The New York Times reported that on May 17 (local time), the Hebrew Bible Codex Sassoon was sold for 38.1 million USD (about 894 billion VND) in an auction organized by Sotheby's. The starting price for the Bible was 26 million USD and the auction ended after only 6 minutes.
The Codex Sassoon Hebrew Bible has just sold for $38.1 million. Photo: Sotheby's
Known as the Codex Sassoon, the book contains all 24 books of the Hebrew Bible, takes up only about eight pages, and includes the first 10 chapters of Genesis (the first book of the Old Testament and the Bible in general). Researchers have determined that the document was created in the late 9th or early 10th century, making the Codex Sassoon the oldest known near-complete Hebrew Bible in the world .
It was also an expensive thing in its day, with the skins of more than 100 animals used to create the approximately 400 pages of text. The entire Codex Sassoon was written by a single person.
The Codex Sassoon is named after its previous owner, David Solomon Sassoon, who acquired the volume in 1929 and owned one of the largest private collections of Hebrew and Jewish cultural material of the 20th century. Since 1989, it has been owned by Swiss financier and collector Jacqui Safra, and has been seen by a number of scholars.

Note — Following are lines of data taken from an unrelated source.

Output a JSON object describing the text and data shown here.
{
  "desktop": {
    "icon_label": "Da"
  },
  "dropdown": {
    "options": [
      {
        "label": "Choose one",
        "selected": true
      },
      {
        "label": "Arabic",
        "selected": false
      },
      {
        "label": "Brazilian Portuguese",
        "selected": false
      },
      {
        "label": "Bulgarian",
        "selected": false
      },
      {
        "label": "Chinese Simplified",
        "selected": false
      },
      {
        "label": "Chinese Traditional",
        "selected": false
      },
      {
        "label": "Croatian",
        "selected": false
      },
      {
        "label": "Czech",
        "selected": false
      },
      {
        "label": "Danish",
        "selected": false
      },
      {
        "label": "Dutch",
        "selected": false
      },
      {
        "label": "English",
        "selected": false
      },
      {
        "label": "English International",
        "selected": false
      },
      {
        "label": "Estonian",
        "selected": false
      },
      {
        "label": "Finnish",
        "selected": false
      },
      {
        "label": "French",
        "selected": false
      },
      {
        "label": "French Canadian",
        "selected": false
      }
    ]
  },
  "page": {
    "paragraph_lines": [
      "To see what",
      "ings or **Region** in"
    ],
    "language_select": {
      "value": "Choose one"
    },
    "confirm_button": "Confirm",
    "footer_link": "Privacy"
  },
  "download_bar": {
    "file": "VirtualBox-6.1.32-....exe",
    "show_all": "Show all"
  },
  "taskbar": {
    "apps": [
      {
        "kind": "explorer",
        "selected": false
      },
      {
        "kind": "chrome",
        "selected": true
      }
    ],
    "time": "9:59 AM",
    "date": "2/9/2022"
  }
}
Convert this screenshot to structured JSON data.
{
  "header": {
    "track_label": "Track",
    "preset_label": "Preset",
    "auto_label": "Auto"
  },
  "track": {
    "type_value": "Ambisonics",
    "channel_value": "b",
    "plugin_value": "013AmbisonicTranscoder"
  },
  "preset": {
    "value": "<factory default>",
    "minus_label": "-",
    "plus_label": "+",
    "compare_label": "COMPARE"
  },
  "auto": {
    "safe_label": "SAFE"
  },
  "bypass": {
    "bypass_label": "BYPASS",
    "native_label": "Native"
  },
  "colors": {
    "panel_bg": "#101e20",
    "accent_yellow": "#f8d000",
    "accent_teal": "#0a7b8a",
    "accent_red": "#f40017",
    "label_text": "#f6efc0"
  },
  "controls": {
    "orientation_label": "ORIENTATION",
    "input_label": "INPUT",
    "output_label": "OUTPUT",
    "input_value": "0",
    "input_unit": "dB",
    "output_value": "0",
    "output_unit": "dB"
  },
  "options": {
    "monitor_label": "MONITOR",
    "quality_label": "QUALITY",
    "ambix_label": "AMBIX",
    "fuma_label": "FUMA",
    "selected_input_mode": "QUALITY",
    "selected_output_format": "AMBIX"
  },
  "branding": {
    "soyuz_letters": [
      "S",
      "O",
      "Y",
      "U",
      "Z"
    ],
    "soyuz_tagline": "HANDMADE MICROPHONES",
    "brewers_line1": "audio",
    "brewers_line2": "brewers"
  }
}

Until recently, Mr. Safra confirmed that the Codex Sassoon is older than the Codex Aleppo and Codex Leningrad, two other ancient Hebrew Bibles, according to Sotheby's. The oldest biblical documents ever found are the Dead Sea Scrolls, discovered in a cave in 1947.
Speculation has been rife for months about who has the deep pockets to buy the Bible, which is estimated to be worth between $30 million and $50 million.
Immediately after the auction, Sotheby's announced that the successful bidder for the Bible was the "American Friends of ANU - Jewish Museum in Tel Aviv". In addition, the acquisition of this book set had a huge contribution from the family of former US Ambassador to Romania Alfred H. Moses.
The Sassoon Codex will then be handed over to the Jewish Museum in Tel Aviv (formerly the Museum of the Jewish Diaspora).
Sotheby's said the price surpassed the $30.8 million paid in 1994 for Leonardo da Vinci's Codex Leicester, according to Reuters. However, the Bible is not the most expensive document of all time, that title belongs to the first copy of the U.S. Constitution - sold for $43.2 million in 2021.